The same thing is so very clear in the gospel lesson tonight from John 13. It is John’s account of the Upper Room. It doesn’t include the institution of the Lord’s Supper, but instead focuses on Jesus’ action in washing his disciples’ feet. It is a striking vignette. “Having already loved his own who were in the world,” John writes, “Jesus loved them to the end.” Then John notes that “the devil had already put it into the heart of Judas to betray Jesus.” Certainly Jesus also knew that Peter would deny him, and that the others would abandon him. And yet, John says, he got up from the table, poured water into a basin, and washed their feet. Does that teach us something about what it means to love your enemies? Does it speak to us about what it means not to judge? As John tells the story, Jesus acts so deliberately, so carefully; John describes each movement as he takes off his robe, pours water, washes the feet, puts his robe back on. Does that teach us something about not being anxious, as Jesus, right on the cusp of his arrest and death, goes calmly about the business of loving his disciples?

 

And then we hear his words: “Do you know what I have done to you? You call me teacher and Lord—and you are right, for that is what I am. So if I, your Lord and Teacher, have washed your feet, you also ought to wash one another’s feet. For I have set you an example, that you also should do as I have done to you.” He has set us an example. We parents sometimes have to tell our children, “Do as I say, not as I do”—but Jesus says to us, “Do as I say, and do as I do.” He shows us. He demonstrates it to us.”

 

But there is more than that, and that is my second thought. In the passage I just quoted, he calls himself our Teacher and our Lord. It is the second part of that which is most important. He is more than our teacher, he is our Lord. And so when he speaks to us, commands us, directs us—he also gives us the power. Matthew concludes this Sermon on the Mount by saying that everyone was astonished at Jesus’ teachings, for he taught as one having authority. That’s the key concept here. By our own authority, our own power, our own effort, we cannot do his words. Try as we would, we still fail to love our enemies, we still find ourselves terribly judgmental, we still get bound up with anxiety and care. We are like St. Paul in Romans 7: We know what we should do, but we just can’t do it.

 

But the one who gives the commandment also gives the grace to act.

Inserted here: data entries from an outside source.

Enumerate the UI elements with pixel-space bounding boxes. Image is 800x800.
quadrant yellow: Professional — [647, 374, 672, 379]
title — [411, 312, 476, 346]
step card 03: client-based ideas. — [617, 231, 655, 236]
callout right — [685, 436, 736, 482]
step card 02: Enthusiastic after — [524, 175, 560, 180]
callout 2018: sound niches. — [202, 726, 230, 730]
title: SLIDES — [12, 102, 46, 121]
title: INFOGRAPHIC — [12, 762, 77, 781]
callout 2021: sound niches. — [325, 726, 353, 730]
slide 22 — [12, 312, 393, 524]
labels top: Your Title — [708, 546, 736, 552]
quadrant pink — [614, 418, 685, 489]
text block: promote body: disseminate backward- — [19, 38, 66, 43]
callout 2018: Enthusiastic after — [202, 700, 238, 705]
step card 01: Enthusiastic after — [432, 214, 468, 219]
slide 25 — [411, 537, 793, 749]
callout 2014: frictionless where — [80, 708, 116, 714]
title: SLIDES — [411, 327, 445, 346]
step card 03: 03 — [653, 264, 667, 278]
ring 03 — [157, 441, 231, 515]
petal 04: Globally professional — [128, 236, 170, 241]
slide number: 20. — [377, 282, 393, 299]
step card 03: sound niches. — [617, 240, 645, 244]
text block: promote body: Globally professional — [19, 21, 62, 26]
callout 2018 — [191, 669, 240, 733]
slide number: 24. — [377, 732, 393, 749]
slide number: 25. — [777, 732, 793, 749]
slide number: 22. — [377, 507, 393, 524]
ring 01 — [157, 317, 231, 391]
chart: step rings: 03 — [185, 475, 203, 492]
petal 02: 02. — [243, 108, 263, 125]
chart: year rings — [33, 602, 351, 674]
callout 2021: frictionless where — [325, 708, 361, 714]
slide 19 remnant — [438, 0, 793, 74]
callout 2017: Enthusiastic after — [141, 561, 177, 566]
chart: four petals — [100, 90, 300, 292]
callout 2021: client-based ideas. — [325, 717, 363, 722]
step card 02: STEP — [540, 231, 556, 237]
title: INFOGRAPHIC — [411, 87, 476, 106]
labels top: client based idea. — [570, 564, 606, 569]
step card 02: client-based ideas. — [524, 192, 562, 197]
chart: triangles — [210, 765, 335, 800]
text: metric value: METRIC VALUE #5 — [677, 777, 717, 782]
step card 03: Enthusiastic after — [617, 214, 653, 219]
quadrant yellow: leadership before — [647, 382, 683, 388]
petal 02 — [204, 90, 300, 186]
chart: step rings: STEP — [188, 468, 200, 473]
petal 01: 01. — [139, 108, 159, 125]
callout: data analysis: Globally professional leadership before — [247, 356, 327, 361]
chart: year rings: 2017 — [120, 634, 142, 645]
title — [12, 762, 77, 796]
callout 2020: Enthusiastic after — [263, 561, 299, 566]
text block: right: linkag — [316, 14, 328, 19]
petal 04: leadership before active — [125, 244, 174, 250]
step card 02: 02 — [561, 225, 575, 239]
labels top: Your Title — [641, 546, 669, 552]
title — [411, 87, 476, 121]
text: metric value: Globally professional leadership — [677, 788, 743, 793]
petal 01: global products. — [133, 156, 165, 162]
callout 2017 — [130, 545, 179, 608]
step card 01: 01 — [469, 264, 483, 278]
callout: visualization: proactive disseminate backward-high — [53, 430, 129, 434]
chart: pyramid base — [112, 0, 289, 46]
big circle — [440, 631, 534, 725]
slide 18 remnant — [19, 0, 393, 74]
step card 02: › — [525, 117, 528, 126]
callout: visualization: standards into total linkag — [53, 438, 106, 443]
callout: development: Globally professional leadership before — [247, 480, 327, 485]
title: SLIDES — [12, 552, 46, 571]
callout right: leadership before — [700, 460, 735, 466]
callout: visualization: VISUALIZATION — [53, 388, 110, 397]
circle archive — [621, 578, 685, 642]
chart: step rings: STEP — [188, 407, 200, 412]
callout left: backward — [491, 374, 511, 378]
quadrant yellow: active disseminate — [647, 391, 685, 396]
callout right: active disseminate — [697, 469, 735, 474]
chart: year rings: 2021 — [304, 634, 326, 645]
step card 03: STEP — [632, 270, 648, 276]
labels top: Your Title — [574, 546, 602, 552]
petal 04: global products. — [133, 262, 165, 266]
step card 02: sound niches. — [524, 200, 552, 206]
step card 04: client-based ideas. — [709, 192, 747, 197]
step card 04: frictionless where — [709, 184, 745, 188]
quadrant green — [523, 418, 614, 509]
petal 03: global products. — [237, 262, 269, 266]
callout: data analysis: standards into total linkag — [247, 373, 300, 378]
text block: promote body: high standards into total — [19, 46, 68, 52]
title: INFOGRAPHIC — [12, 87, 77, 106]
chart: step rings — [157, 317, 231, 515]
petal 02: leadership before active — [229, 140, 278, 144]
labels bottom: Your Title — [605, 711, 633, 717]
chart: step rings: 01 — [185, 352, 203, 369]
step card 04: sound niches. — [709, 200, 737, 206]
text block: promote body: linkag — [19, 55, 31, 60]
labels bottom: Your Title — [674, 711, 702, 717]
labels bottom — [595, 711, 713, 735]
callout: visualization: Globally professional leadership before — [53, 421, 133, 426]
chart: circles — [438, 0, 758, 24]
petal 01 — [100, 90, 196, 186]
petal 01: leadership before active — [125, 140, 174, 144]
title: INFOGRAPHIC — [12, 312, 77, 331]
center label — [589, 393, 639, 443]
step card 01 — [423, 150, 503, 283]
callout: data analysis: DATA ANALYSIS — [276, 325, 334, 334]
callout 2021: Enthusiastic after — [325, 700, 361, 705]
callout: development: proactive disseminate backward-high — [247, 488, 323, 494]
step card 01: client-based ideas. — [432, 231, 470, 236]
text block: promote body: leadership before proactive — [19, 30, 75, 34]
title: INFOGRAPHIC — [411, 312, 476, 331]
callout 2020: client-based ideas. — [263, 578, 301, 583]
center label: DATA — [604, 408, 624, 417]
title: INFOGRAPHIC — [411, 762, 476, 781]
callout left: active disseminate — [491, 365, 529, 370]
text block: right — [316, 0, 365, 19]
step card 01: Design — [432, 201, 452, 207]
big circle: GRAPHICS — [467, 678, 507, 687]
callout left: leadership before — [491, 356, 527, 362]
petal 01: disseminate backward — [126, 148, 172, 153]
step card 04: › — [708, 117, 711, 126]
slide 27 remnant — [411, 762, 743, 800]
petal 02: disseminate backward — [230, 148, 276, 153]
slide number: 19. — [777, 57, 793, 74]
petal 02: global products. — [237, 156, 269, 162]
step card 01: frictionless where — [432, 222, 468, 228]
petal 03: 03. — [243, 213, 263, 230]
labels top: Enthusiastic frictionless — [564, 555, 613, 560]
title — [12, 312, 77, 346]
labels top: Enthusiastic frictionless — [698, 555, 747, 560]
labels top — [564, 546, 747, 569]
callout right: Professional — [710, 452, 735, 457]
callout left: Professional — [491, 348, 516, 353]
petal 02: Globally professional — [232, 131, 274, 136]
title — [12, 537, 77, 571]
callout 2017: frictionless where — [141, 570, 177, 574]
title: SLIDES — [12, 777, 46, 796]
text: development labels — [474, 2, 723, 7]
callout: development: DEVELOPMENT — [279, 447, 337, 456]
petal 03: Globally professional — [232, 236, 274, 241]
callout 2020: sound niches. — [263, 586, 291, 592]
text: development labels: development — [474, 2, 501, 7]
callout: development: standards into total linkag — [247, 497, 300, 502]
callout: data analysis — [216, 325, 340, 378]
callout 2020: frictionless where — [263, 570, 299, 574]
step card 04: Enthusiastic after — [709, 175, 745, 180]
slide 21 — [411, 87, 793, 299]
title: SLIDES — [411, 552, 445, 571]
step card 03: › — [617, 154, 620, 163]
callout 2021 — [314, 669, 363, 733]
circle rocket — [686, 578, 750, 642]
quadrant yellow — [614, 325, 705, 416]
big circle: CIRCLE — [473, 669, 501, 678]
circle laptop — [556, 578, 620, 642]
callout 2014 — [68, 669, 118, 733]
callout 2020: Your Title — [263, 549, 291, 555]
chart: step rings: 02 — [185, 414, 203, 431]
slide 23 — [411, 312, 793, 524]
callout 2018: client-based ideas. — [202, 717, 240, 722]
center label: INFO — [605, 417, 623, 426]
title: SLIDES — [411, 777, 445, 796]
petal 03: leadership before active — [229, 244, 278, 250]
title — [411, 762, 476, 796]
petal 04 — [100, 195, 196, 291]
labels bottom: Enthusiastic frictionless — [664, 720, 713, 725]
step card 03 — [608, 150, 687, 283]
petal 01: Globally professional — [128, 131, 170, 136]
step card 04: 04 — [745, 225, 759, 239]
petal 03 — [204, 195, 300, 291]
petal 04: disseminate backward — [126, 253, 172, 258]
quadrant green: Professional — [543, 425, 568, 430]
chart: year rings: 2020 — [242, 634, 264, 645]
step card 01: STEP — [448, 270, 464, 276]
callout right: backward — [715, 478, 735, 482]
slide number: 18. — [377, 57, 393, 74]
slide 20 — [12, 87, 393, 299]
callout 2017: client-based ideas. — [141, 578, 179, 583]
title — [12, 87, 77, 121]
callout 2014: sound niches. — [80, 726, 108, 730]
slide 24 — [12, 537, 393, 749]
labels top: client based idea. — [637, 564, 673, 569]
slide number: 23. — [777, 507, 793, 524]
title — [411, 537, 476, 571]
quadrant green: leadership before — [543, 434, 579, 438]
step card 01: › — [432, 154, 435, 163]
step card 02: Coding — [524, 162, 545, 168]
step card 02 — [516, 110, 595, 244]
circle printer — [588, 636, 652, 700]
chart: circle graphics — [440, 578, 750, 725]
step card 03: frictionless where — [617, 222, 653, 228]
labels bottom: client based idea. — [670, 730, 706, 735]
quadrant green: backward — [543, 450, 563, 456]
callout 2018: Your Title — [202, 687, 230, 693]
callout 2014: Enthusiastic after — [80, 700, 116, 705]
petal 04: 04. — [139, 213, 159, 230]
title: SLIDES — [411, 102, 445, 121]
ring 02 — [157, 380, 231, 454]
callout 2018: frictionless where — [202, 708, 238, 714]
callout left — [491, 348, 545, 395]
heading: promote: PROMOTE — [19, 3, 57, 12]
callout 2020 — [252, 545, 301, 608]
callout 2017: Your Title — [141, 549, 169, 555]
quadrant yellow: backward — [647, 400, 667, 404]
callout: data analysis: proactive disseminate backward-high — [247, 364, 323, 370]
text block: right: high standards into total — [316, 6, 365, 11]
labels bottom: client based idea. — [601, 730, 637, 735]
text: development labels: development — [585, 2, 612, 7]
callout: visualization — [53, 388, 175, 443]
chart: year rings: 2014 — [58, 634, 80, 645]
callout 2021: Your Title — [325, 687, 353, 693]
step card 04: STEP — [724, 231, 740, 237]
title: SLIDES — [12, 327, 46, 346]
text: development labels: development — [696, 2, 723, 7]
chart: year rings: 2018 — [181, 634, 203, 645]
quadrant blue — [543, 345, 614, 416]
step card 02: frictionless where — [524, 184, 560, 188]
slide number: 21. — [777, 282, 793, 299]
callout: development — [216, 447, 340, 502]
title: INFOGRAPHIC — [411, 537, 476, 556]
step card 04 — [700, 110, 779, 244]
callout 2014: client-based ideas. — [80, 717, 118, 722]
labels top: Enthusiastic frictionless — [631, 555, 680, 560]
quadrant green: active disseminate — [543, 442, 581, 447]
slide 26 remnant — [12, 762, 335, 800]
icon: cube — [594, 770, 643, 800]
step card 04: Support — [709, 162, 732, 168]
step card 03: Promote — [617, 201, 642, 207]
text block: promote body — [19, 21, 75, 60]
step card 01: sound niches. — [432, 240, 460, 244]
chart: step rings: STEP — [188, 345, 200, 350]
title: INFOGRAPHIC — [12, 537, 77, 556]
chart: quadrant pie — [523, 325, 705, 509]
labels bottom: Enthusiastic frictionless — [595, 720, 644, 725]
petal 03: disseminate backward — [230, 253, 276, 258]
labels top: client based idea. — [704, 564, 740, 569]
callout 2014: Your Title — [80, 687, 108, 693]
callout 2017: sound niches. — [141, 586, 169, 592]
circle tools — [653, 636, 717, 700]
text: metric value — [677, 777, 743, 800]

To quote Paul again: “It is no longer I who live, but Christ who lives in me.” And if he lives in us, then these words of his bear fruit in our lives. We can become doers of the words, and not hearers only—not by our own effort, but by the grace of our Lord Jesus.

 

And isn’t that at least one part of this meal we share tonight? I truly love the hymn we are going to sing in just a moment:

 

I eat this bread, I drink this cup,

Your promise firm believing;

In truth your body and your blood

My lips are here receiving.

Your word remains forever true;

All things are possible for you;

Your searching love has found me.

Lord, in this sacrament impart

Your joy and courage to my heart . . .

 

In this meal, you see, Christ comes to us, strengthens us, forgives us, and by his gentle hands, by his body and blood given for us, and to us, he forms us! He molds us! He makes us into new people! By our own strength, we can’t do these words he gives us. But we don’t rely on our own strength; we rely on him. And at this table, his joy and courage, his strength is given freely to us.

 

One of the traditional prayers for this Maundy Thursday contains these words: “May this sacrament of your body and blood so work in us that the way we live will proclaim the redemption you have brought.” That is a fine prayer for this night! Through this sacrament, he works in us so that we may do his words, and thereby proclaim our redemption in him. Let it be so also in us!